Experts predict that deepfake videos will be the newest way false information is spread. Some researchers even have a wager going on whether they will impact the upcomming elections.
What is DeepFake ?
Deepfakes are a new breed of fake videos that use artificial intelligence (AI) to make a falsified video virtually undetectable by swapping out someone's face and voice with an imposter's. In short, a computer program finds common ground between two faces and stitches one over the other. If the source footage is good enough, the transformation is nearly seamless. Developers aren't deterred by the controversy surrounding deepfakes - videos in which people's faces are digitally pasted onto the bodies of smut stars and other performers using machine-learning software. Sure, adding Nicholas Cage’s face randomly into movie scenes is pretty funny. But merging the faces of celebrities, politicians, or ex-girlfriends onto the bodies of porno actresses? Not so much.
In other words, the content that is transferred from one video to another not only relies on mapping the space but also the order of the frames to make sure both are in sync. The researchers use the comedians Stephen Colbert and John Oliver as an example. Colbert is made to look like he is delivering the same speech as Oliver, as his face is use to mimic the small movements of Oliver’s head nodding or his mouth speaking.
Despite all this, many are still pushing for new algorithms that create fake videos that are even more lifelike. Researchers from Carnegie Mellon University and Facebook Reality Lab are presenting Recycle-GAN, a generative adversarial system for “unsupervised video retargeting” this week at the European Conference on Computer Vision (ECCV) in Germany.
Impact of deepFakes on our Society.
The consensus among researchers is that deepfakes will eventually be used to impact a political election, whether this year or in the near future.
This is much more than a Photoshopped meme or a fake news story. With deepfake videos, algorithms are used to recognize actual audio or visual aspects of a person and then, just as with a fake photo, an actual video of that person is doctored to replace what they really said or did with a false video clip that perfectly mimics them. It's nearly impossible to know that the video isn't real.
Social media platforms such as Facebook, Twitter, YouTube, and Reddit are prime candidates for deepfake creators to target.
It's such a concern that the September congressional hearings with Facebook COO Sheryl Sandberg and Twitter CEO Jack Dorsey included questions about deepfake videos, how they manipulate the public, and what the companies are doing about it.
The threat even led the Defense Advanced Research Projects Agency (DARPA) at the Pentagon to embark upon a Media Forensics project to identify deepfakes and other deceptive images.
Deepfakes gained attention earlier this year when BuzzFeed created a video that supposedly showed Obama mocking Trump. The truth was that deepfakes technology was used to superimpose Obama's face onto footage of Hollywood filmmaker Jordan Peele.

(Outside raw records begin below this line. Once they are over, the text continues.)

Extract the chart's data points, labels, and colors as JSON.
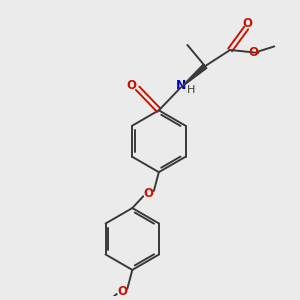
{
  "background_color": "#ebebeb",
  "bond_color": "#3a3a3a",
  "oxygen_color": "#cc1100",
  "nitrogen_color": "#0000cc",
  "figsize": [
    3.0,
    3.0
  ],
  "dpi": 100,
  "xlim": [
    0,
    10
  ],
  "ylim": [
    0,
    10
  ]
}
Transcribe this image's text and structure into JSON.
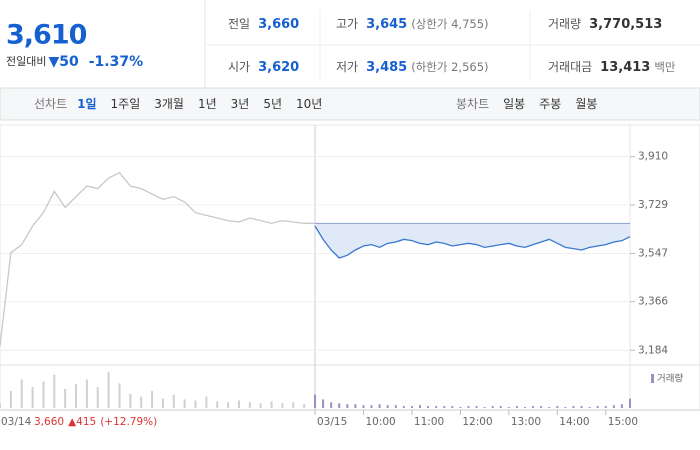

While deepfakes began as a way to clumsily misrepresent celebrities in spoofs and sexually explicit videos, it is actually very complicated to create an undetectable deepfake video.
Only a few labs around the world have the capacity because the tools to create deepfake videos are expensive, but much less so than in the past.

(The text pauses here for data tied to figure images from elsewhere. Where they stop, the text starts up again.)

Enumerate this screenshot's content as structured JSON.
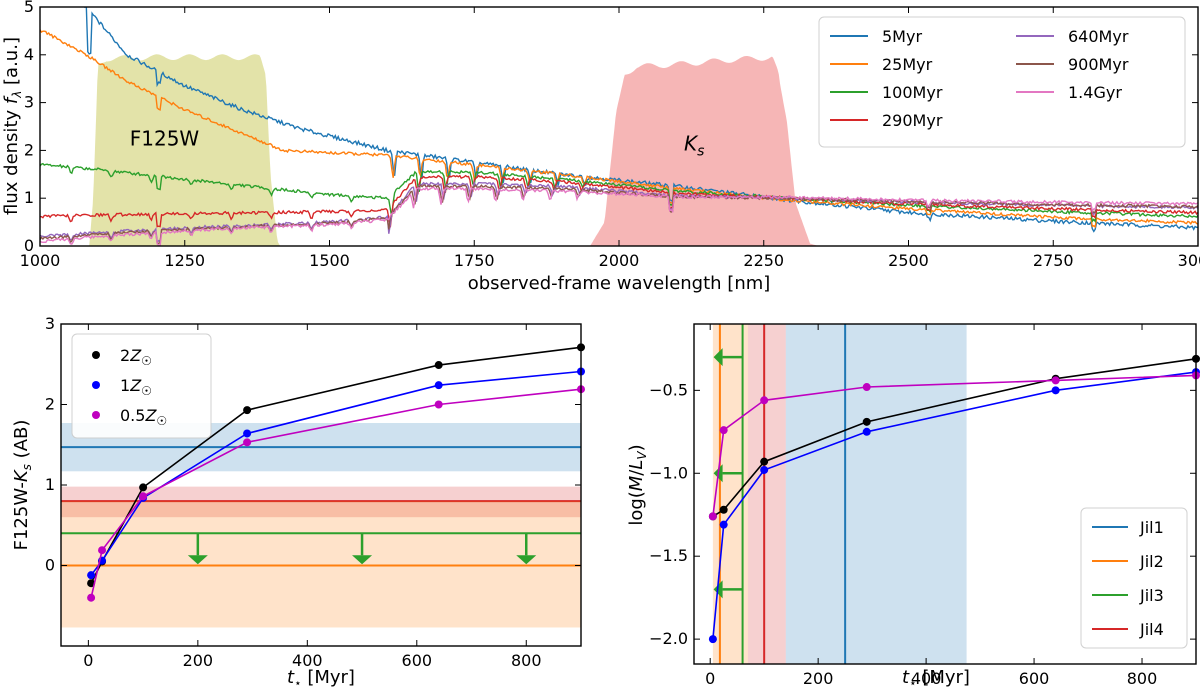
{
  "chart_data": [
    {
      "id": "top",
      "type": "line",
      "title": "",
      "xlabel": "observed-frame wavelength [nm]",
      "ylabel": "flux density f_λ [a.u.]",
      "xlim": [
        1000,
        3000
      ],
      "ylim": [
        0,
        5
      ],
      "xticks": [
        1000,
        1250,
        1500,
        1750,
        2000,
        2250,
        2500,
        2750,
        3000
      ],
      "yticks": [
        0,
        1,
        2,
        3,
        4,
        5
      ],
      "legend_position": "top-right",
      "filters": [
        {
          "name": "F125W",
          "label": "F125W",
          "color": "#dede9a",
          "points": [
            [
              1085,
              0
            ],
            [
              1092,
              1.0
            ],
            [
              1100,
              3.8
            ],
            [
              1115,
              3.92
            ],
            [
              1200,
              3.95
            ],
            [
              1300,
              3.95
            ],
            [
              1380,
              3.95
            ],
            [
              1390,
              3.6
            ],
            [
              1398,
              1.5
            ],
            [
              1410,
              0.1
            ],
            [
              1415,
              0
            ]
          ],
          "label_pos": [
            1215,
            2.1
          ]
        },
        {
          "name": "Ks",
          "label": "K_s",
          "color": "#f5a9a9",
          "points": [
            [
              1950,
              0
            ],
            [
              1975,
              0.5
            ],
            [
              1995,
              2.8
            ],
            [
              2010,
              3.6
            ],
            [
              2030,
              3.75
            ],
            [
              2100,
              3.8
            ],
            [
              2200,
              3.9
            ],
            [
              2265,
              3.95
            ],
            [
              2275,
              3.6
            ],
            [
              2290,
              2.6
            ],
            [
              2305,
              0.9
            ],
            [
              2330,
              0.05
            ],
            [
              2345,
              0
            ]
          ],
          "label_pos": [
            2130,
            2.0
          ]
        }
      ],
      "series": [
        {
          "name": "5Myr",
          "color": "#1f77b4",
          "anchors": [
            [
              1005,
              5.3
            ],
            [
              1080,
              5.0
            ],
            [
              1150,
              4.0
            ],
            [
              1250,
              3.35
            ],
            [
              1350,
              2.85
            ],
            [
              1450,
              2.45
            ],
            [
              1550,
              2.15
            ],
            [
              1600,
              2.0
            ],
            [
              1750,
              1.75
            ],
            [
              1900,
              1.5
            ],
            [
              2100,
              1.25
            ],
            [
              2300,
              0.95
            ],
            [
              2500,
              0.7
            ],
            [
              2750,
              0.52
            ],
            [
              3000,
              0.38
            ]
          ],
          "break": 1600,
          "abs": 0.55,
          "noise": 0.04
        },
        {
          "name": "25Myr",
          "color": "#ff7f0e",
          "anchors": [
            [
              1005,
              4.5
            ],
            [
              1080,
              4.0
            ],
            [
              1150,
              3.45
            ],
            [
              1250,
              2.85
            ],
            [
              1350,
              2.35
            ],
            [
              1420,
              2.0
            ],
            [
              1500,
              1.95
            ],
            [
              1600,
              1.9
            ],
            [
              1750,
              1.7
            ],
            [
              1900,
              1.5
            ],
            [
              2100,
              1.2
            ],
            [
              2300,
              0.95
            ],
            [
              2500,
              0.78
            ],
            [
              2750,
              0.6
            ],
            [
              3000,
              0.48
            ]
          ],
          "break": 1600,
          "abs": 0.45,
          "noise": 0.03
        },
        {
          "name": "100Myr",
          "color": "#2ca02c",
          "anchors": [
            [
              1005,
              1.7
            ],
            [
              1100,
              1.6
            ],
            [
              1250,
              1.4
            ],
            [
              1400,
              1.2
            ],
            [
              1500,
              1.08
            ],
            [
              1600,
              1.0
            ],
            [
              1650,
              1.55
            ],
            [
              1750,
              1.55
            ],
            [
              1900,
              1.4
            ],
            [
              2100,
              1.15
            ],
            [
              2300,
              1.0
            ],
            [
              2500,
              0.85
            ],
            [
              2750,
              0.72
            ],
            [
              3000,
              0.62
            ]
          ],
          "break": 1600,
          "abs": 0.45,
          "noise": 0.03
        },
        {
          "name": "290Myr",
          "color": "#d62728",
          "anchors": [
            [
              1005,
              0.62
            ],
            [
              1100,
              0.65
            ],
            [
              1250,
              0.68
            ],
            [
              1400,
              0.7
            ],
            [
              1500,
              0.72
            ],
            [
              1600,
              0.75
            ],
            [
              1650,
              1.45
            ],
            [
              1750,
              1.45
            ],
            [
              1900,
              1.35
            ],
            [
              2100,
              1.1
            ],
            [
              2300,
              1.0
            ],
            [
              2500,
              0.88
            ],
            [
              2750,
              0.78
            ],
            [
              3000,
              0.7
            ]
          ],
          "break": 1600,
          "abs": 0.45,
          "noise": 0.03
        },
        {
          "name": "640Myr",
          "color": "#9467bd",
          "anchors": [
            [
              1005,
              0.2
            ],
            [
              1100,
              0.28
            ],
            [
              1250,
              0.38
            ],
            [
              1400,
              0.45
            ],
            [
              1500,
              0.5
            ],
            [
              1600,
              0.6
            ],
            [
              1650,
              1.3
            ],
            [
              1750,
              1.3
            ],
            [
              1900,
              1.25
            ],
            [
              2100,
              1.05
            ],
            [
              2300,
              1.0
            ],
            [
              2500,
              0.92
            ],
            [
              2750,
              0.85
            ],
            [
              3000,
              0.8
            ]
          ],
          "break": 1600,
          "abs": 0.4,
          "noise": 0.03
        },
        {
          "name": "900Myr",
          "color": "#8c564b",
          "anchors": [
            [
              1005,
              0.15
            ],
            [
              1100,
              0.25
            ],
            [
              1250,
              0.35
            ],
            [
              1400,
              0.43
            ],
            [
              1500,
              0.48
            ],
            [
              1600,
              0.58
            ],
            [
              1650,
              1.25
            ],
            [
              1750,
              1.25
            ],
            [
              1900,
              1.2
            ],
            [
              2100,
              1.03
            ],
            [
              2300,
              1.0
            ],
            [
              2500,
              0.93
            ],
            [
              2750,
              0.87
            ],
            [
              3000,
              0.82
            ]
          ],
          "break": 1600,
          "abs": 0.4,
          "noise": 0.03
        },
        {
          "name": "1.4Gyr",
          "color": "#e377c2",
          "anchors": [
            [
              1005,
              0.1
            ],
            [
              1100,
              0.2
            ],
            [
              1250,
              0.32
            ],
            [
              1400,
              0.4
            ],
            [
              1500,
              0.45
            ],
            [
              1600,
              0.55
            ],
            [
              1650,
              1.2
            ],
            [
              1750,
              1.2
            ],
            [
              1900,
              1.15
            ],
            [
              2100,
              1.03
            ],
            [
              2300,
              1.02
            ],
            [
              2500,
              0.96
            ],
            [
              2750,
              0.92
            ],
            [
              3000,
              0.88
            ]
          ],
          "break": 1600,
          "abs": 0.4,
          "noise": 0.03
        }
      ]
    },
    {
      "id": "bottom-left",
      "type": "line",
      "xlabel": "t_⋆ [Myr]",
      "ylabel": "F125W-K_s (AB)",
      "xlim": [
        -50,
        900
      ],
      "ylim": [
        -1,
        3
      ],
      "xticks": [
        0,
        200,
        400,
        600,
        800
      ],
      "yticks": [
        0,
        1,
        2,
        3
      ],
      "legend_position": "upper-left",
      "series": [
        {
          "name": "2Z☉",
          "label_main": "2Z",
          "label_sub": "☉",
          "color": "#000000",
          "x": [
            5,
            25,
            100,
            290,
            640,
            900
          ],
          "y": [
            -0.22,
            0.05,
            0.97,
            1.93,
            2.49,
            2.71
          ]
        },
        {
          "name": "1Z☉",
          "label_main": "1Z",
          "label_sub": "☉",
          "color": "#0000ff",
          "x": [
            5,
            25,
            100,
            290,
            640,
            900
          ],
          "y": [
            -0.12,
            0.06,
            0.84,
            1.64,
            2.24,
            2.41
          ]
        },
        {
          "name": "0.5Z☉",
          "label_main": "0.5Z",
          "label_sub": "☉",
          "color": "#bf00bf",
          "x": [
            5,
            25,
            100,
            290,
            640,
            900
          ],
          "y": [
            -0.4,
            0.19,
            0.86,
            1.53,
            2.0,
            2.19
          ]
        }
      ],
      "bands": [
        {
          "name": "Jil1",
          "color": "#1f77b4",
          "value": 1.47,
          "low": 1.17,
          "high": 1.77
        },
        {
          "name": "Jil4",
          "color": "#d62728",
          "value": 0.8,
          "low": 0.6,
          "high": 0.98
        },
        {
          "name": "Jil2",
          "color": "#ff7f0e",
          "value": 0.0,
          "low": -0.77,
          "high": 0.8
        }
      ],
      "upper_limit": {
        "name": "Jil3",
        "color": "#2ca02c",
        "value": 0.4,
        "arrow_x": [
          200,
          500,
          800
        ]
      }
    },
    {
      "id": "bottom-right",
      "type": "line",
      "xlabel": "t_⋆ [Myr]",
      "ylabel": "log(M/L_V)",
      "xlim": [
        -30,
        900
      ],
      "ylim": [
        -2.15,
        -0.1
      ],
      "xticks": [
        0,
        200,
        400,
        600,
        800
      ],
      "yticks": [
        -2.0,
        -1.5,
        -1.0,
        -0.5
      ],
      "ytick_labels": [
        "−2.0",
        "−1.5",
        "−1.0",
        "−0.5"
      ],
      "legend_position": "lower-right",
      "series": [
        {
          "name": "2Z☉",
          "color": "#000000",
          "x": [
            5,
            25,
            100,
            290,
            640,
            900
          ],
          "y": [
            -1.26,
            -1.22,
            -0.93,
            -0.69,
            -0.43,
            -0.31
          ]
        },
        {
          "name": "1Z☉",
          "color": "#0000ff",
          "x": [
            5,
            25,
            100,
            290,
            640,
            900
          ],
          "y": [
            -2.0,
            -1.31,
            -0.98,
            -0.75,
            -0.5,
            -0.39
          ]
        },
        {
          "name": "0.5Z☉",
          "color": "#bf00bf",
          "x": [
            5,
            25,
            100,
            290,
            640,
            900
          ],
          "y": [
            -1.26,
            -0.74,
            -0.56,
            -0.48,
            -0.44,
            -0.41
          ]
        }
      ],
      "age_bands": [
        {
          "name": "Jil1",
          "color": "#1f77b4",
          "value": 250,
          "low": 140,
          "high": 475
        },
        {
          "name": "Jil2",
          "color": "#ff7f0e",
          "value": 18,
          "low": 5,
          "high": 70
        },
        {
          "name": "Jil3",
          "color": "#2ca02c",
          "value": 60,
          "low": null,
          "high": null,
          "limit_arrows_y": [
            -0.3,
            -1.0,
            -1.7
          ]
        },
        {
          "name": "Jil4",
          "color": "#d62728",
          "value": 100,
          "low": 70,
          "high": 140
        }
      ],
      "legend": [
        "Jil1",
        "Jil2",
        "Jil3",
        "Jil4"
      ]
    }
  ]
}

Despite this, some researchers have a friendly wager on whether deepfakes will be an impact by the end of this year, with a political candidate being the subject of a deepfake video that receives more than 2 million views before it's determined that it's not real.
Tim Hwang, director of the Ethics and Governance of AI Initiative at the Harvard Berkman-Klein Center and the MIT Media Lab, started the wager to begin a debate to see if his colleagues believed deepfakes would become a threat before the end of 2018, and possibly impact the midterm elections. Hwang said he is in the camp that doesn't believe deepfakes will cause a huge impact before the end of the year.

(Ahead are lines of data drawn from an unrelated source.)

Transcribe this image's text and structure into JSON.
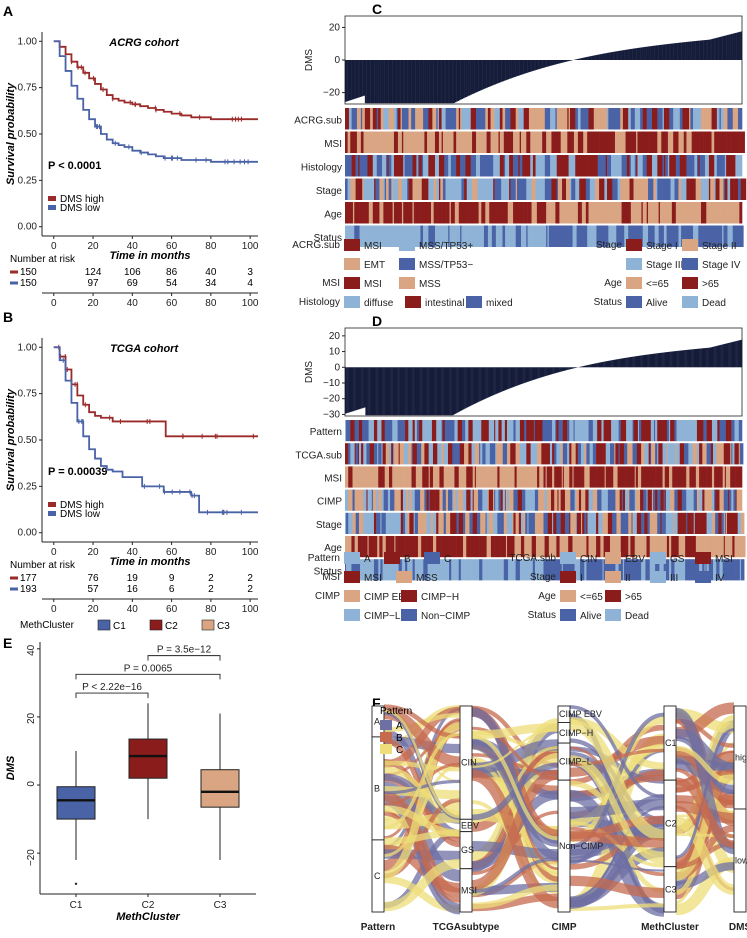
{
  "panels": {
    "A": "A",
    "B": "B",
    "C": "C",
    "D": "D",
    "E": "E",
    "F": "F"
  },
  "colors": {
    "dms_high": "#9b2a2a",
    "dms_low": "#4a62a6",
    "bar": "#141c3a",
    "msi": "#8b1c1c",
    "mss_tp53pos": "#8fb3d6",
    "emt": "#d9a583",
    "mss_tp53neg": "#4a62a6",
    "mss": "#d9a583",
    "diffuse": "#8fb3d6",
    "intestinal": "#8b1c1c",
    "mixed": "#4a62a6",
    "stage1": "#8b1c1c",
    "stage2": "#d9a583",
    "stage3": "#8fb3d6",
    "stage4": "#4a62a6",
    "age_le65": "#d9a583",
    "age_gt65": "#8b1c1c",
    "alive": "#4a62a6",
    "dead": "#8fb3d6",
    "patA": "#8fb3d6",
    "patB": "#8b1c1c",
    "patC": "#4a62a6",
    "cin": "#8fb3d6",
    "ebv": "#d9a583",
    "gs": "#8fb3d6",
    "cimp_ebv": "#d9a583",
    "cimp_h": "#8b1c1c",
    "cimp_l": "#8fb3d6",
    "noncimp": "#4a62a6",
    "c1": "#4a62a6",
    "c2": "#8b1c1c",
    "c3": "#d9a583",
    "sankA": "#6e6fa3",
    "sankB": "#c66a4e",
    "sankC": "#eedd7a"
  },
  "chart_data": [
    {
      "id": "A",
      "type": "line",
      "title": "ACRG cohort",
      "xlabel": "Time in months",
      "ylabel": "Survival probability",
      "xlim": [
        -6,
        104
      ],
      "ylim": [
        -0.05,
        1.05
      ],
      "xticks": [
        "0",
        "20",
        "40",
        "60",
        "80",
        "100"
      ],
      "yticks": [
        "0.00",
        "0.25",
        "0.50",
        "0.75",
        "1.00"
      ],
      "pvalue": "P < 0.0001",
      "series": [
        {
          "name": "DMS high",
          "x": [
            0,
            3,
            6,
            9,
            12,
            15,
            18,
            21,
            24,
            27,
            30,
            33,
            36,
            40,
            44,
            48,
            52,
            56,
            60,
            65,
            70,
            75,
            80,
            85,
            90,
            95,
            104
          ],
          "y": [
            1.0,
            0.97,
            0.93,
            0.89,
            0.86,
            0.83,
            0.8,
            0.77,
            0.74,
            0.71,
            0.69,
            0.68,
            0.67,
            0.66,
            0.65,
            0.64,
            0.63,
            0.62,
            0.61,
            0.6,
            0.59,
            0.59,
            0.58,
            0.58,
            0.58,
            0.58,
            0.58
          ]
        },
        {
          "name": "DMS low",
          "x": [
            0,
            3,
            6,
            9,
            12,
            15,
            18,
            21,
            24,
            27,
            30,
            33,
            36,
            40,
            44,
            48,
            52,
            56,
            60,
            65,
            70,
            75,
            80,
            85,
            90,
            95,
            104
          ],
          "y": [
            1.0,
            0.92,
            0.84,
            0.76,
            0.69,
            0.63,
            0.58,
            0.54,
            0.5,
            0.47,
            0.45,
            0.44,
            0.43,
            0.41,
            0.4,
            0.39,
            0.38,
            0.37,
            0.37,
            0.36,
            0.36,
            0.36,
            0.35,
            0.35,
            0.35,
            0.35,
            0.35
          ]
        }
      ],
      "risk": {
        "header": "Number at risk",
        "rows": [
          [
            "150",
            "124",
            "106",
            "86",
            "40",
            "3"
          ],
          [
            "150",
            "97",
            "69",
            "54",
            "34",
            "4"
          ]
        ]
      }
    },
    {
      "id": "B",
      "type": "line",
      "title": "TCGA cohort",
      "xlabel": "Time in months",
      "ylabel": "Survival probability",
      "xlim": [
        -6,
        104
      ],
      "ylim": [
        -0.05,
        1.05
      ],
      "xticks": [
        "0",
        "20",
        "40",
        "60",
        "80",
        "100"
      ],
      "yticks": [
        "0.00",
        "0.25",
        "0.50",
        "0.75",
        "1.00"
      ],
      "pvalue": "P = 0.00039",
      "series": [
        {
          "name": "DMS high",
          "x": [
            0,
            3,
            6,
            9,
            12,
            15,
            18,
            21,
            24,
            27,
            30,
            35,
            40,
            45,
            50,
            56,
            57,
            60,
            70,
            80,
            90,
            104
          ],
          "y": [
            1.0,
            0.95,
            0.88,
            0.8,
            0.74,
            0.69,
            0.65,
            0.63,
            0.62,
            0.62,
            0.6,
            0.6,
            0.6,
            0.6,
            0.6,
            0.6,
            0.52,
            0.52,
            0.52,
            0.52,
            0.52,
            0.52
          ]
        },
        {
          "name": "DMS low",
          "x": [
            0,
            3,
            6,
            9,
            12,
            15,
            18,
            21,
            24,
            27,
            30,
            35,
            40,
            45,
            50,
            56,
            60,
            65,
            70,
            72,
            74,
            80,
            90,
            104
          ],
          "y": [
            1.0,
            0.93,
            0.82,
            0.7,
            0.6,
            0.52,
            0.45,
            0.4,
            0.36,
            0.34,
            0.33,
            0.3,
            0.3,
            0.25,
            0.25,
            0.22,
            0.22,
            0.22,
            0.2,
            0.2,
            0.11,
            0.11,
            0.11,
            0.11
          ]
        }
      ],
      "risk": {
        "header": "Number at risk",
        "rows": [
          [
            "177",
            "76",
            "19",
            "9",
            "2",
            "2"
          ],
          [
            "193",
            "57",
            "16",
            "6",
            "2",
            "2"
          ]
        ]
      }
    },
    {
      "id": "C",
      "type": "heatmap",
      "ylabel": "DMS",
      "ylim": [
        -27,
        27
      ],
      "yticks": [
        "20",
        "0",
        "−20"
      ],
      "n": 300,
      "rows": [
        "ACRG.sub",
        "MSI",
        "Histology",
        "Stage",
        "Age",
        "Status"
      ],
      "legend": [
        {
          "group": "ACRG.sub",
          "items": [
            [
              "MSI",
              "msi"
            ],
            [
              "MSS/TP53+",
              "mss_tp53pos"
            ]
          ]
        },
        {
          "group": "",
          "items": [
            [
              "EMT",
              "emt"
            ],
            [
              "MSS/TP53−",
              "mss_tp53neg"
            ]
          ]
        },
        {
          "group": "MSI",
          "items": [
            [
              "MSI",
              "msi"
            ],
            [
              "MSS",
              "mss"
            ]
          ]
        },
        {
          "group": "Histology",
          "items": [
            [
              "diffuse",
              "diffuse"
            ],
            [
              "intestinal",
              "intestinal"
            ],
            [
              "mixed",
              "mixed"
            ]
          ]
        },
        {
          "group": "Stage",
          "items": [
            [
              "Stage I",
              "stage1"
            ],
            [
              "Stage II",
              "stage2"
            ]
          ]
        },
        {
          "group": "",
          "items": [
            [
              "Stage III",
              "stage3"
            ],
            [
              "Stage IV",
              "stage4"
            ]
          ]
        },
        {
          "group": "Age",
          "items": [
            [
              "<=65",
              "age_le65"
            ],
            [
              ">65",
              "age_gt65"
            ]
          ]
        },
        {
          "group": "Status",
          "items": [
            [
              "Alive",
              "alive"
            ],
            [
              "Dead",
              "dead"
            ]
          ]
        }
      ]
    },
    {
      "id": "D",
      "type": "heatmap",
      "ylabel": "DMS",
      "ylim": [
        -31,
        25
      ],
      "yticks": [
        "20",
        "10",
        "0",
        "−10",
        "−20",
        "−30"
      ],
      "n": 370,
      "rows": [
        "Pattern",
        "TCGA.sub",
        "MSI",
        "CIMP",
        "Stage",
        "Age",
        "Status"
      ],
      "legend": [
        {
          "group": "Pattern",
          "items": [
            [
              "A",
              "patA"
            ],
            [
              "B",
              "patB"
            ],
            [
              "C",
              "patC"
            ]
          ]
        },
        {
          "group": "MSI",
          "items": [
            [
              "MSI",
              "msi"
            ],
            [
              "MSS",
              "mss"
            ]
          ]
        },
        {
          "group": "CIMP",
          "items": [
            [
              "CIMP EBV",
              "cimp_ebv"
            ],
            [
              "CIMP−H",
              "cimp_h"
            ]
          ]
        },
        {
          "group": "",
          "items": [
            [
              "CIMP−L",
              "cimp_l"
            ],
            [
              "Non−CIMP",
              "noncimp"
            ]
          ]
        },
        {
          "group": "TCGA.sub",
          "items": [
            [
              "CIN",
              "cin"
            ],
            [
              "EBV",
              "ebv"
            ],
            [
              "GS",
              "gs"
            ],
            [
              "MSI",
              "msi"
            ]
          ]
        },
        {
          "group": "Stage",
          "items": [
            [
              "I",
              "stage1"
            ],
            [
              "II",
              "stage2"
            ],
            [
              "III",
              "stage3"
            ],
            [
              "IV",
              "stage4"
            ]
          ]
        },
        {
          "group": "Age",
          "items": [
            [
              "<=65",
              "age_le65"
            ],
            [
              ">65",
              "age_gt65"
            ]
          ]
        },
        {
          "group": "Status",
          "items": [
            [
              "Alive",
              "alive"
            ],
            [
              "Dead",
              "dead"
            ]
          ]
        }
      ]
    },
    {
      "id": "E",
      "type": "bar",
      "title": "MethCluster",
      "xlabel": "MethCluster",
      "ylabel": "DMS",
      "categories": [
        "C1",
        "C2",
        "C3"
      ],
      "ylim": [
        -32,
        42
      ],
      "yticks": [
        "40",
        "20",
        "0",
        "−20"
      ],
      "boxes": [
        {
          "name": "C1",
          "q1": -10,
          "median": -4.5,
          "q3": -0.5,
          "low": -22,
          "high": 10,
          "outliers": [
            -29
          ]
        },
        {
          "name": "C2",
          "q1": 2,
          "median": 8.5,
          "q3": 13.5,
          "low": -10,
          "high": 24,
          "outliers": []
        },
        {
          "name": "C3",
          "q1": -6.5,
          "median": -2,
          "q3": 4.5,
          "low": -22,
          "high": 21,
          "outliers": []
        }
      ],
      "comparisons": [
        {
          "label": "P < 2.22e−16",
          "from": "C1",
          "to": "C2",
          "y": 27
        },
        {
          "label": "P = 0.0065",
          "from": "C1",
          "to": "C3",
          "y": 32.5
        },
        {
          "label": "P = 3.5e−12",
          "from": "C2",
          "to": "C3",
          "y": 38
        }
      ]
    },
    {
      "id": "F",
      "type": "sankey",
      "legend_title": "Pattern",
      "legend": [
        [
          "A",
          "sankA"
        ],
        [
          "B",
          "sankB"
        ],
        [
          "C",
          "sankC"
        ]
      ],
      "axes": [
        "Pattern",
        "TCGAsubtype",
        "CIMP",
        "MethCluster",
        "DMS"
      ],
      "nodes": [
        [
          [
            "A",
            0.15
          ],
          [
            "B",
            0.5
          ],
          [
            "C",
            0.35
          ]
        ],
        [
          [
            "CIN",
            0.55
          ],
          [
            "EBV",
            0.06
          ],
          [
            "GS",
            0.18
          ],
          [
            "MSI",
            0.21
          ]
        ],
        [
          [
            "CIMP EBV",
            0.08
          ],
          [
            "CIMP−H",
            0.1
          ],
          [
            "CIMP−L",
            0.18
          ],
          [
            "Non−CIMP",
            0.64
          ]
        ],
        [
          [
            "C1",
            0.36
          ],
          [
            "C2",
            0.42
          ],
          [
            "C3",
            0.22
          ]
        ],
        [
          [
            "high",
            0.5
          ],
          [
            "low",
            0.5
          ]
        ]
      ]
    }
  ]
}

"It's not ready for primetime yet," Hwang said of deepfakes. "I think people who want to spread disinformation are pragmatic in what's the easiest way to have the biggest effect. And right now, machine learning isn't like that."
The creators of deepfakes use adversarial training to learn how to beat the fake detector techniques, said Paul Resnick, founder and acting director of the Center for Social Media Responsibility at the University of Michigan.
But even if no one could change the masses' minds about a video's veracity, it's important that the people making political and legal decisions-about who's moving missiles or murdering someone-try to machine a way to tell the difference between waking reality and an AI dream.